Legal

Federal Study Points to Widespread Underreporting of Injuries on the Job

By Staff Report

Nov. 18, 2009

A new government study adds to the growing body of evidence that employers and employees underreport workplace injuries and illnesses.


The report, released Monday, November 16, by the Government Accountability Office, appears to give credence to a yearlong federal program initiated October 1 that scrutinizes how certain employers keep records of workers hurt on the job.


Among the findings, the GAO found that employees often underreport injuries and illness for fear of losing their job or being disciplined. The report said 67 percent of occupational health practitioners reported observing workers who feared losing their job or disciplinary action for reporting an injury; 46 percent said this fear led workers to underreport injuries. Labor representatives criticized mandatory drug testing as another cause of underreporting, according to the GAO report.

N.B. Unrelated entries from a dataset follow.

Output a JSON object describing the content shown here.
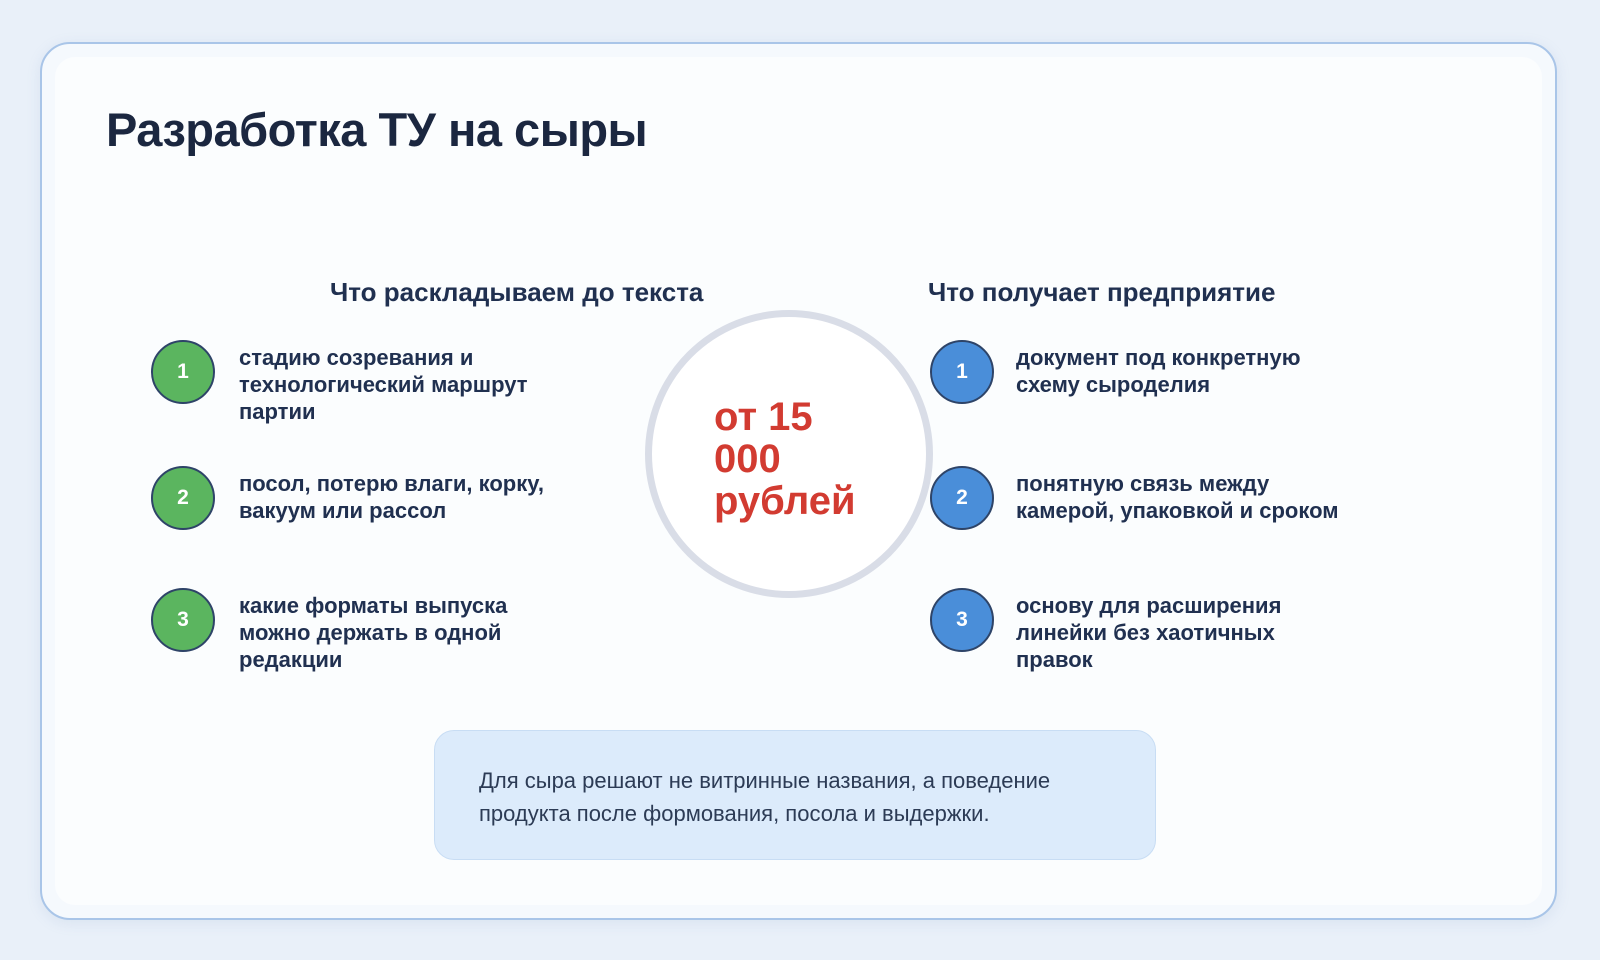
{
  "page": {
    "title": "Разработка ТУ на сыры"
  },
  "columns": {
    "left": {
      "header": "Что раскладываем до текста",
      "items": [
        {
          "number": "1",
          "lines": [
            "стадию созревания и",
            "технологический маршрут",
            "партии"
          ]
        },
        {
          "number": "2",
          "lines": [
            "посол, потерю влаги, корку,",
            "вакуум или рассол"
          ]
        },
        {
          "number": "3",
          "lines": [
            "какие форматы выпуска",
            "можно держать в одной",
            "редакции"
          ]
        }
      ]
    },
    "right": {
      "header": "Что получает предприятие",
      "items": [
        {
          "number": "1",
          "lines": [
            "документ под конкретную",
            "схему сыроделия"
          ]
        },
        {
          "number": "2",
          "lines": [
            "понятную связь между",
            "камерой, упаковкой и сроком"
          ]
        },
        {
          "number": "3",
          "lines": [
            "основу для расширения",
            "линейки без хаотичных",
            "правок"
          ]
        }
      ]
    }
  },
  "price_badge": {
    "lines": [
      "от 15",
      "000",
      "рублей"
    ]
  },
  "note": {
    "lines": [
      "Для сыра решают не витринные названия, а поведение",
      "продукта после формования, посола и выдержки."
    ]
  },
  "colors": {
    "page_bg": "#e9f0f9",
    "card_bg": "#f5f9fd",
    "card_border": "#a9c5e8",
    "ink": "#203050",
    "ink_dark": "#1b2740",
    "green": "#5bb55f",
    "blue": "#4a8ed9",
    "bullet_border": "#2e4468",
    "red": "#d23b31",
    "ring": "#d9dde7",
    "note_bg": "#dcebfb",
    "note_border": "#c8ddf4",
    "note_ink": "#2c3b55"
  }
}
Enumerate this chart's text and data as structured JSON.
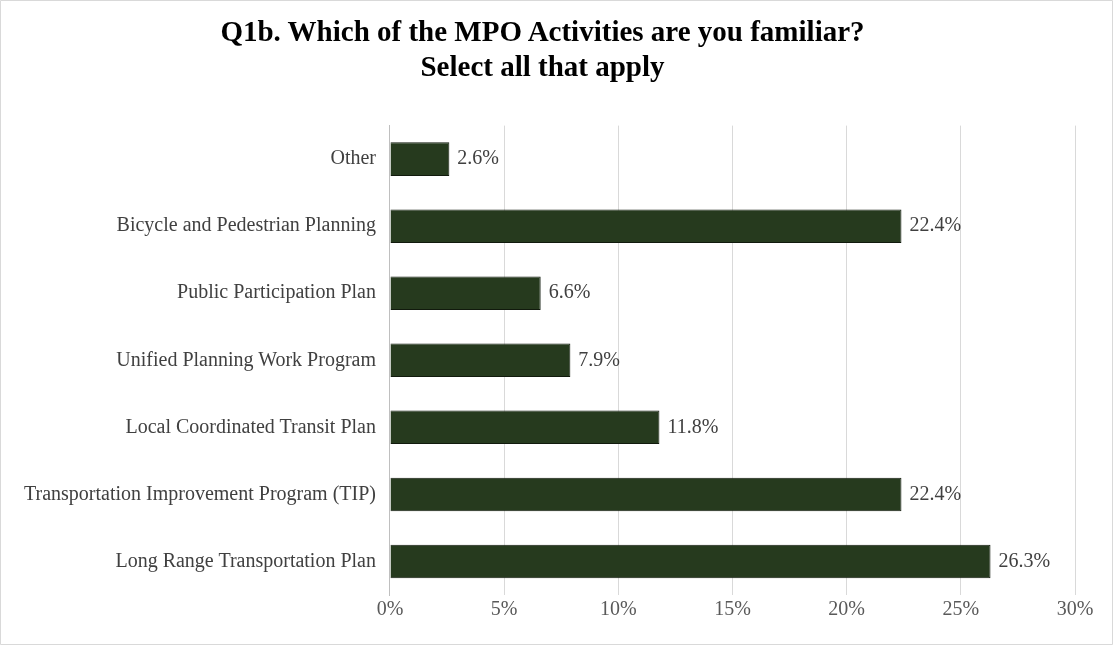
{
  "chart_data": {
    "type": "bar",
    "orientation": "horizontal",
    "title": "Q1b. Which of the MPO Activities are you familiar?\nSelect all that apply",
    "categories": [
      "Other",
      "Bicycle and Pedestrian Planning",
      "Public Participation Plan",
      "Unified Planning Work Program",
      "Local Coordinated Transit Plan",
      "Transportation Improvement Program (TIP)",
      "Long Range Transportation Plan"
    ],
    "values": [
      2.6,
      22.4,
      6.6,
      7.9,
      11.8,
      22.4,
      26.3
    ],
    "value_labels": [
      "2.6%",
      "22.4%",
      "6.6%",
      "7.9%",
      "11.8%",
      "22.4%",
      "26.3%"
    ],
    "color": "#263a1e",
    "xlim": [
      0,
      30
    ],
    "xticks": [
      {
        "value": 0,
        "label": "0%"
      },
      {
        "value": 5,
        "label": "5%"
      },
      {
        "value": 10,
        "label": "10%"
      },
      {
        "value": 15,
        "label": "15%"
      },
      {
        "value": 20,
        "label": "20%"
      },
      {
        "value": 25,
        "label": "25%"
      },
      {
        "value": 30,
        "label": "30%"
      }
    ],
    "grid": "x",
    "legend": false
  }
}
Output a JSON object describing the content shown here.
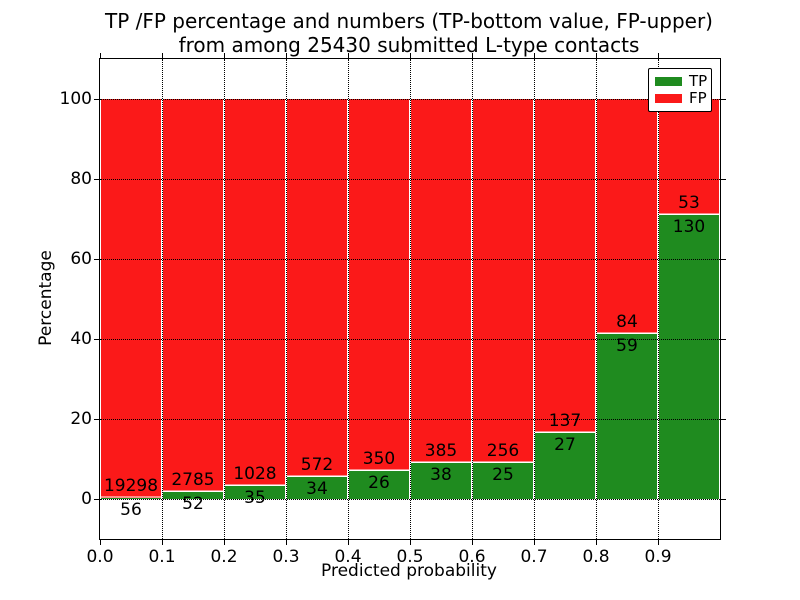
{
  "title": {
    "line1": "TP /FP percentage and numbers (TP-bottom value, FP-upper)",
    "line2": "from among 25430 submitted L-type contacts"
  },
  "chart_data": {
    "type": "bar",
    "stacked": true,
    "normalized": "each bar scaled to 100%",
    "title": "TP /FP percentage and numbers (TP-bottom value, FP-upper) from among 25430 submitted L-type contacts",
    "total_contacts": 25430,
    "xlabel": "Predicted probability",
    "ylabel": "Percentage",
    "bin_edges": [
      0.0,
      0.1,
      0.2,
      0.3,
      0.4,
      0.5,
      0.6,
      0.7,
      0.8,
      0.9,
      1.0
    ],
    "categories": [
      "0.0-0.1",
      "0.1-0.2",
      "0.2-0.3",
      "0.3-0.4",
      "0.4-0.5",
      "0.5-0.6",
      "0.6-0.7",
      "0.7-0.8",
      "0.8-0.9",
      "0.9-1.0"
    ],
    "series": [
      {
        "name": "TP",
        "color": "#1f8b1f",
        "values": [
          56,
          52,
          35,
          34,
          26,
          38,
          25,
          27,
          59,
          130
        ]
      },
      {
        "name": "FP",
        "color": "#fb1919",
        "values": [
          19298,
          2785,
          1028,
          572,
          350,
          385,
          256,
          137,
          84,
          53
        ]
      }
    ],
    "tp_percent": [
      0.29,
      1.83,
      3.29,
      5.61,
      6.91,
      8.98,
      8.9,
      16.46,
      41.26,
      71.04
    ],
    "x_tick_labels": [
      "0.0",
      "0.1",
      "0.2",
      "0.3",
      "0.4",
      "0.5",
      "0.6",
      "0.7",
      "0.8",
      "0.9"
    ],
    "y_tick_labels": [
      "0",
      "20",
      "40",
      "60",
      "80",
      "100"
    ],
    "y_ticks": [
      0,
      20,
      40,
      60,
      80,
      100
    ],
    "ylim": [
      -10,
      110
    ],
    "xlim": [
      0.0,
      1.0
    ],
    "grid": "dotted, both axes",
    "legend": {
      "position": "upper right",
      "entries": [
        {
          "label": "TP",
          "color": "#1f8b1f"
        },
        {
          "label": "FP",
          "color": "#fb1919"
        }
      ]
    }
  }
}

The report said employer safety incentive programs, which offer bonuses to workers for creating safe work sites, can also lead employees to underreport injuries.


More than half the occupational health practitioners surveyed said they felt pressure from employers to play down injuries or illnesses, and nearly half—47 percent—felt similar pressure from employees.


The report was aimed chiefly at the inspection practices of the Occupational Safety and Health Administration. The GAO criticized OSHA for excluding certain dangerous industries, such as amusement parks and freight transportation in the coastal and Great Lakes regions, in its workplace inspections. OSHA did not always collect information about injuries from workers, which meant the agency relied solely on employer records while investigating a workplace incident.


The report gives political cover to the efforts started recently by OSHA to improve the accuracy of workplace injury and illness reports, said Brad Hammock, a partner at the Washington office of the law firm Jackson Lewis.


“The report bolsters the case that there is a real underreporting, under-recording problem,” said Hammock, who also writes the oshalawblog.com.


In a press release, OSHA itself agreed with the GAO’s criticism of the agency and cited the new program, the National Emphasis Program on Recordkeeping, as a solution.


“Many of the problems identified in the report are quite alarming, and OSHA will be taking strong enforcement action where we find underreporting,” Secretary of Labor Hilda L. Solis said in a press release.


The yearlong program will give federal workplace inspectors more latitude in their inspections of employer work sites. According to Hammock, inspectors are required to review any relevant record located on or off a work site; re-create an OSHA log and compare it with the employer log; visit off-site medical clinics to review relevant medical records; and interview the designated record keeper, a sample of employees and medical providers. Inspectors will also be expected to walk around the work site to look for violations in plain view.


The Bureau of Labor Statistics reported in early November that the number of nonfatal workplace injuries reported fell to 3.7 million last year from 4.2 million in 2008, but the GAO said that the data likely are incomplete.


In her statement responding to the GAO report, Solis said accurate reporting of workplace injuries and illnesses will help employers reduce the occurrence of injuries.